Kuang Yan, Lu Fangfang, Guo Jianfeng, Xu Hong, Wang Qi, Xu Chaohuan, Zeng Longjia, Yi Suyi
Department of Obstetrics and Gynecology, First Affiliated Hospital of Guangxi Medical University, Nanning.
Department of Obstetrics and Gynecology, Union Hospital, Tongji Medical College, Huazhong University of Science and Technology, Wuhan, People's Republic of China.
Onco Targets Ther. 2017 Jun 26;10:3131-3144. doi: 10.2147/OTT.S134784. eCollection 2017.
Aberrant histone methylation contributes to the progression and development of many tumors. Histone methylation is a dynamic process regulated by both histone demethylase and histone methyltransferase, which ultimately alters the levels of gene transcription. However, the relationship between histone demethylase and histone methyltransferase, as well as their regulatory mechanisms in ovarian cancer development, is still unclear. Lysine-specific demethylase 2B (KDM2B) is a key demethylase of H3K36me3 and H3K4me3 that regulates gene expression and plays a role in tumorigenesis via epigenetic mechanisms. To determine the expression pattern of KDM2B in ovarian neoplasms, we analyzed the mRNA and protein levels of KDM2B and the histone methyltransferase enhancer of zester homolog 2 (EZH2) in normal, benign, borderline, and malignant ovarian tissue samples. We found that KDM2B expression was gradually increased in ovarian tumors, with the highest expression found in the malignant ovarian tissues, and the differences in KDM2B expression among the different International Federation of Gynecology and Obstetrics stages and pathological grades/types were statistically significant. Moreover, KDM2B expression was positively correlated with EZH2 expression in ovarian tissues. To determine the role of KDM2B in tumorigenesis in vitro and in vivo, we silenced KDM2B expression in ovarian cancer cells using the KDM2B short hairpin RNA expression lentivirus and established a nude mouse xenograft model. Downregulation of endogenous KDM2B decreased the expression of EZH2 and reduced the proliferation and migration of ovarian cancer cells. Loss of KDM2B suppressed ovarian tumor formation in vivo. Our results suggest that KDM2B plays an important role in the tumorigenesis of ovarian cancer, with a possible mechanism of increasing the expression of the oncogene ; this indicates that certain histone methyltransferase may be positively regulated by certain histone demethylase in the epigenetic regulation of ovarian tumors. KDM2B may be a novel therapeutic target for the clinical treatment of ovarian cancer.
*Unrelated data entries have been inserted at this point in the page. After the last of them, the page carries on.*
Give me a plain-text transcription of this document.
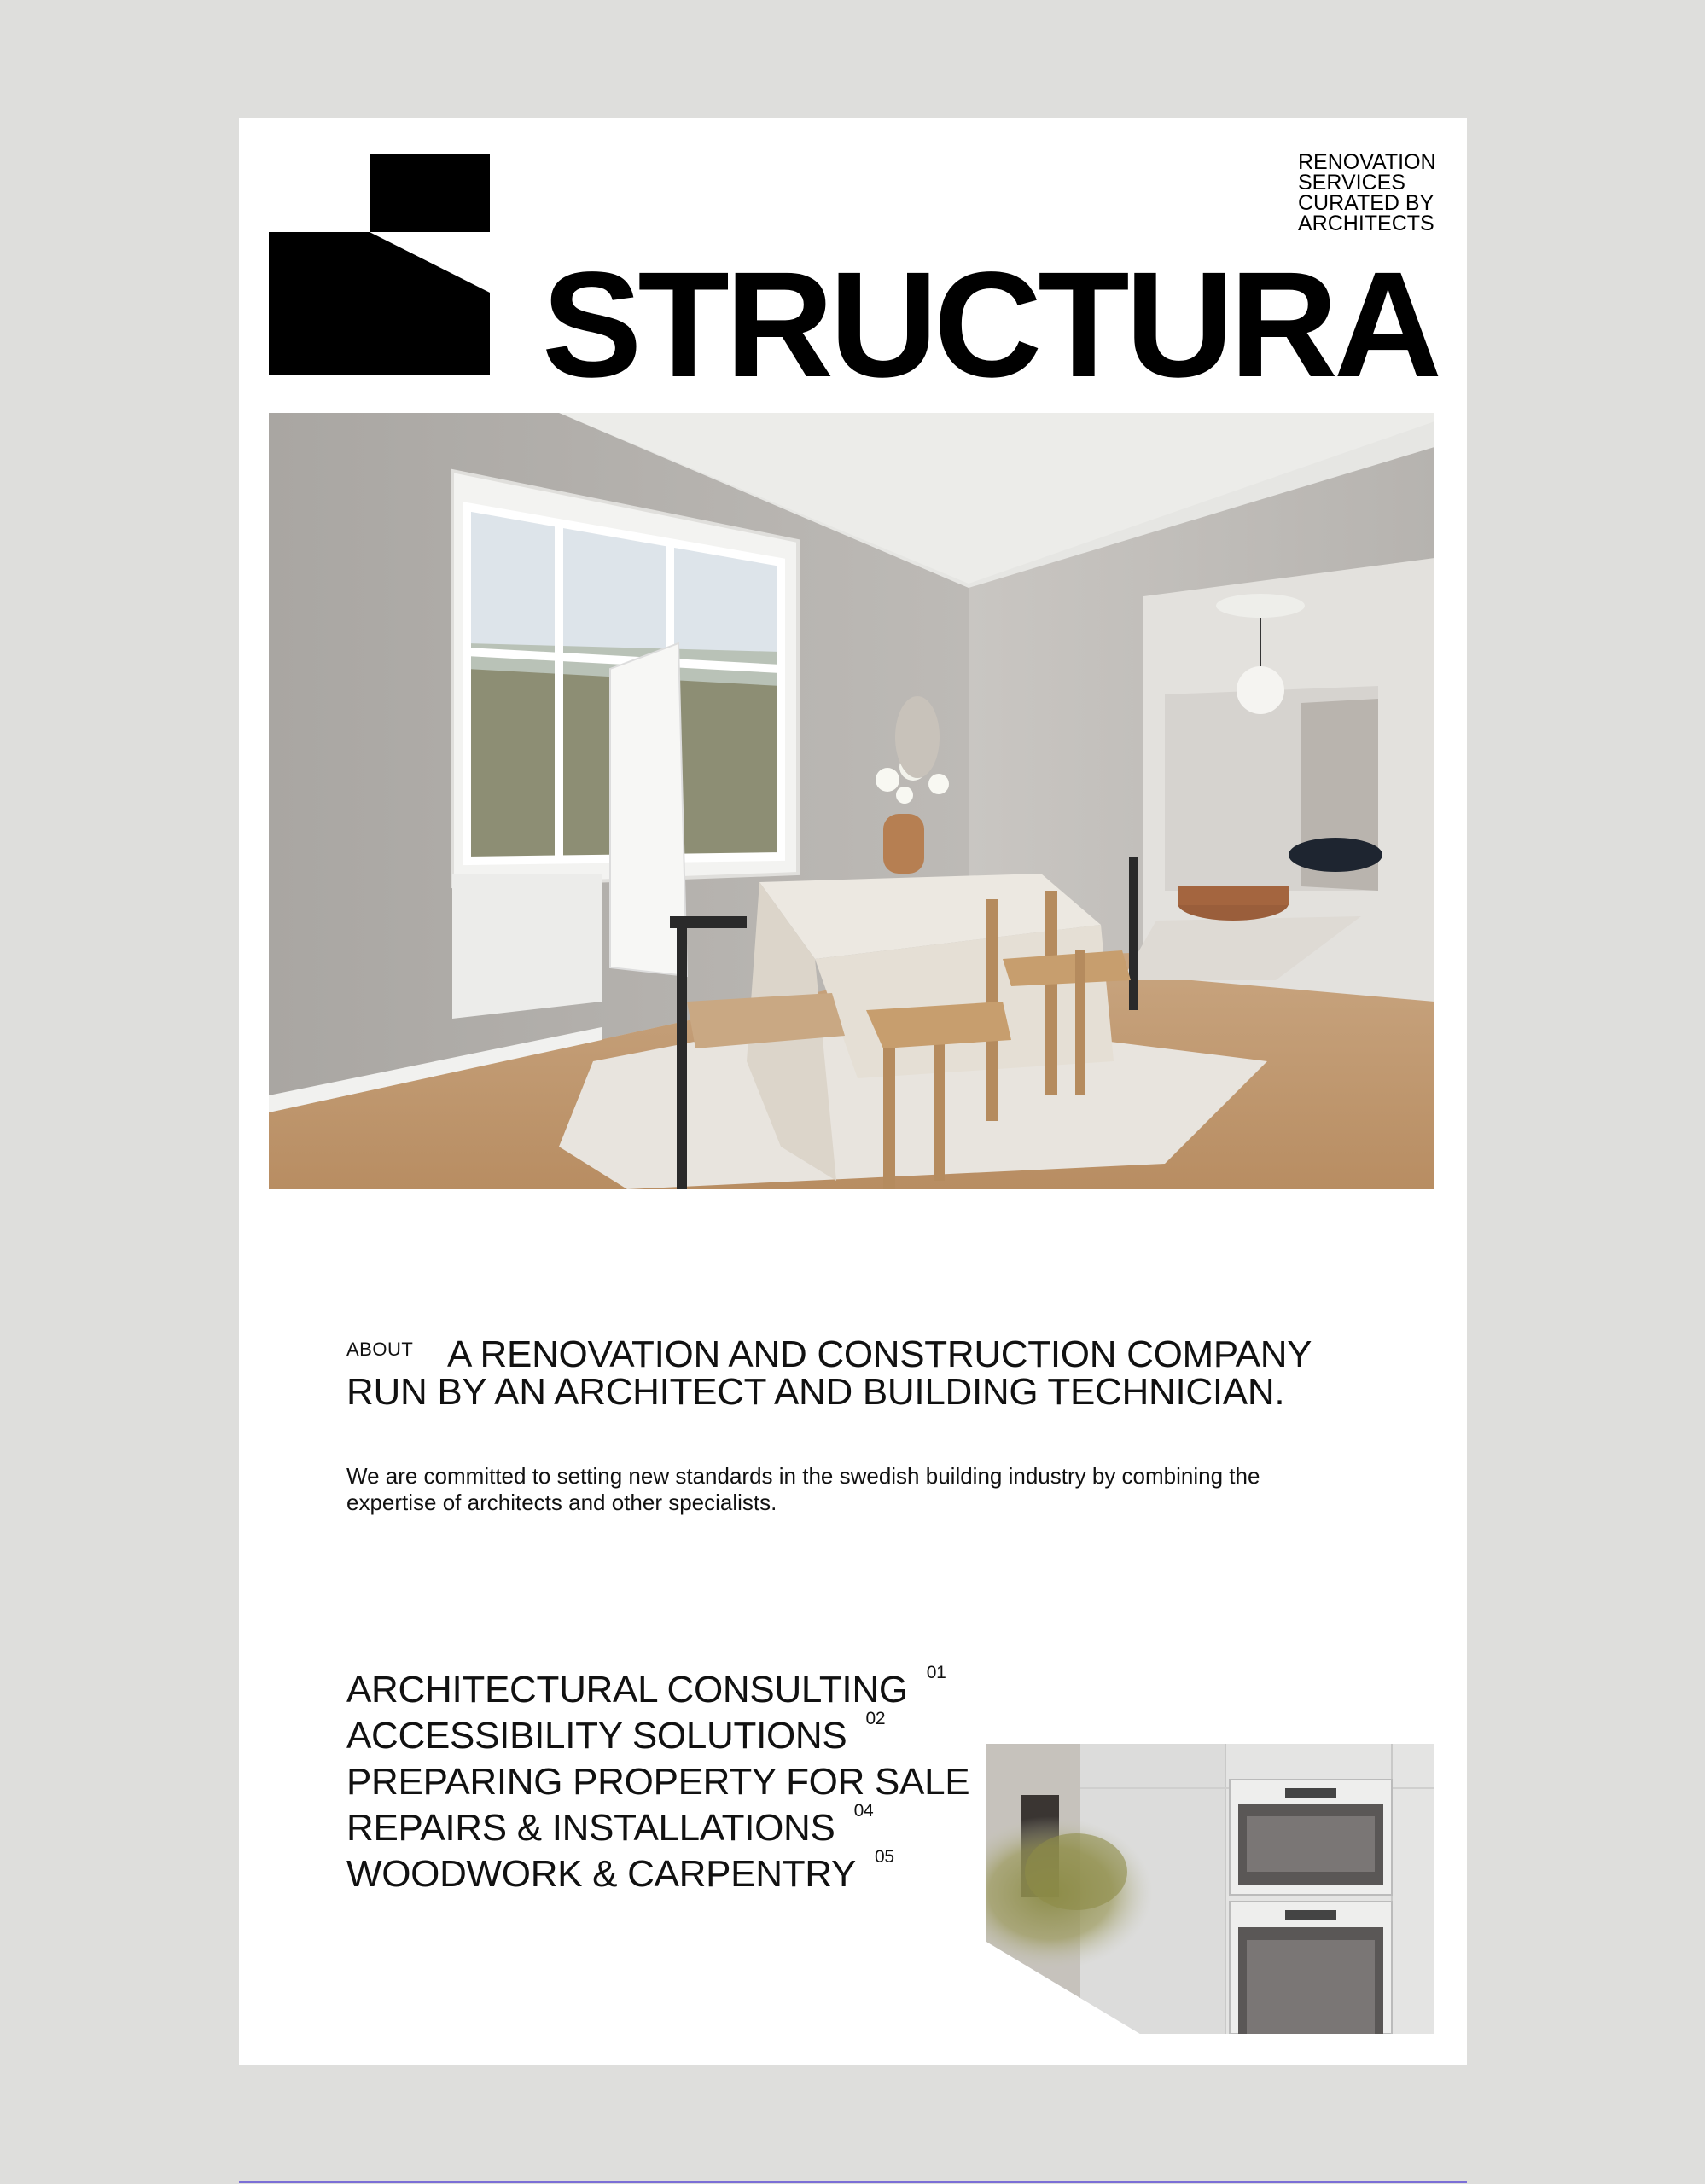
STRUCTURA

RENOVATION SERVICES CURATED BY ARCHITECTS

ABOUT A RENOVATION AND CONSTRUCTION COMPANY RUN BY AN ARCHITECT AND BUILDING TECHNICIAN.

We are committed to setting new standards in the swedish building industry by combining the expertise of architects and other specialists.

ARCHITECTURAL CONSULTING 01
ACCESSIBILITY SOLUTIONS 02
PREPARING PROPERTY FOR SALE
REPAIRS & INSTALLATIONS 04
WOODWORK & CARPENTRY 05
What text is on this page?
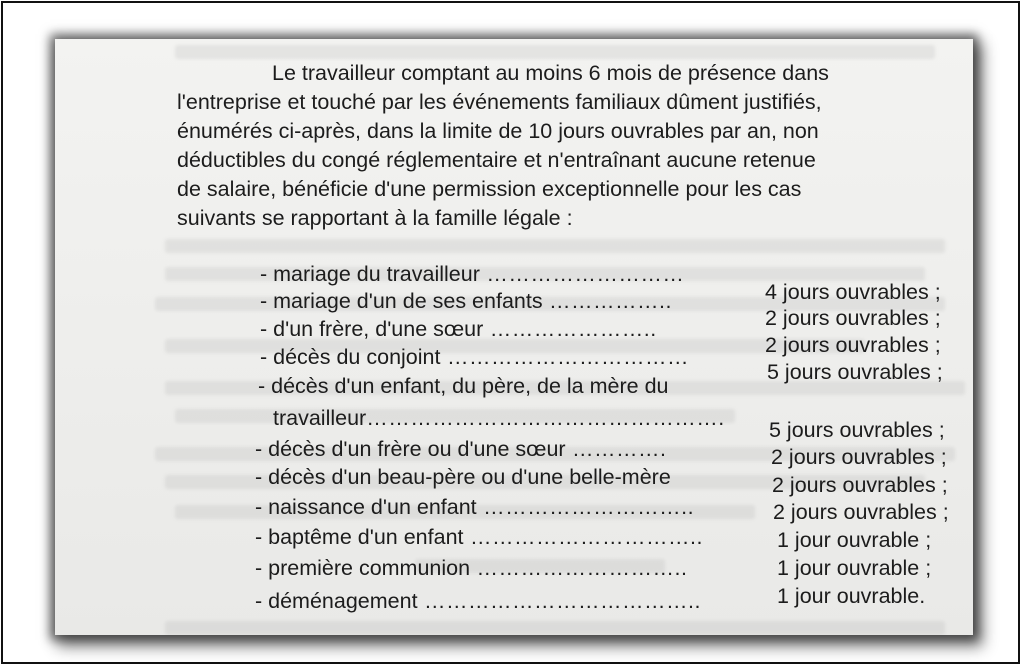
Le travailleur comptant au moins 6 mois de présence dans
l'entreprise et touché par les événements familiaux dûment justifiés,
énumérés ci-après, dans la limite de 10 jours ouvrables par an, non
déductibles du congé réglementaire et n'entraînant aucune retenue
de salaire, bénéficie d'une permission exceptionnelle pour les cas
suivants se rapportant à la famille légale :
- mariage du travailleur ………………………
- mariage d'un de ses enfants ……………..
- d'un frère, d'une sœur …………………..
- décès du conjoint ……………………………
- décès d'un enfant, du père, de la mère du
travailleur………………………………………….
- décès d'un frère ou d'une sœur ………….
- décès d'un beau-père ou d'une belle-mère
- naissance d'un enfant ………………………..
- baptême d'un enfant …………………………..
- première communion ………………………..
- déménagement ………………………………..
4 jours ouvrables ;
2 jours ouvrables ;
2 jours ouvrables ;
5 jours ouvrables ;
5 jours ouvrables ;
2 jours ouvrables ;
2 jours ouvrables ;
2 jours ouvrables ;
1 jour ouvrable ;
1 jour ouvrable ;
1 jour ouvrable.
异常的组蛋白甲基化促进了许多肿瘤的进展和发展。组蛋白甲基化是一个由组蛋白去甲基化酶和组蛋白甲基转移酶共同调节的动态过程,最终改变基因转录水平。然而,组蛋白去甲基化酶与组蛋白甲基转移酶之间的关系及其在卵巢癌发生发展中的调控机制仍不清楚。赖氨酸特异性去甲基化酶2B(KDM2B)是H3K36me3和H3K4me3的关键去甲基化酶,它通过表观遗传机制调节基因表达并在肿瘤发生中发挥作用。为了确定KDM2B在卵巢肿瘤中的表达模式,我们分析了正常、良性、交界性和恶性卵巢组织样本中KDM2B以及组蛋白甲基转移酶zeste同源物2增强子(EZH2)的mRNA和蛋白水平。我们发现KDM2B在卵巢肿瘤中的表达逐渐增加,在恶性卵巢组织中表达最高,且不同国际妇产科联盟分期和病理分级/类型之间KDM2B表达的差异具有统计学意义。此外,卵巢组织中KDM2B的表达与EZH2的表达呈正相关。为了确定KDM2B在体外和体内肿瘤发生中的作用,我们使用KDM2B短发夹RNA表达慢病毒沉默卵巢癌细胞中KDM2B的表达,并建立了裸鼠异种移植模型。内源性KDM2B的下调降低了EZH2的表达,减少了卵巢癌细胞的增殖和迁移。KDM2B的缺失在体内抑制了卵巢肿瘤的形成。我们的结果表明,KDM2B在卵巢癌的肿瘤发生中起重要作用,其可能的机制是增加癌基因的表达;这表明在卵巢肿瘤的表观遗传调控中,某些组蛋白甲基转移酶可能受到某些组蛋白去甲基化酶的正调控。KDM2B可能是卵巢癌临床治疗的一个新的治疗靶点。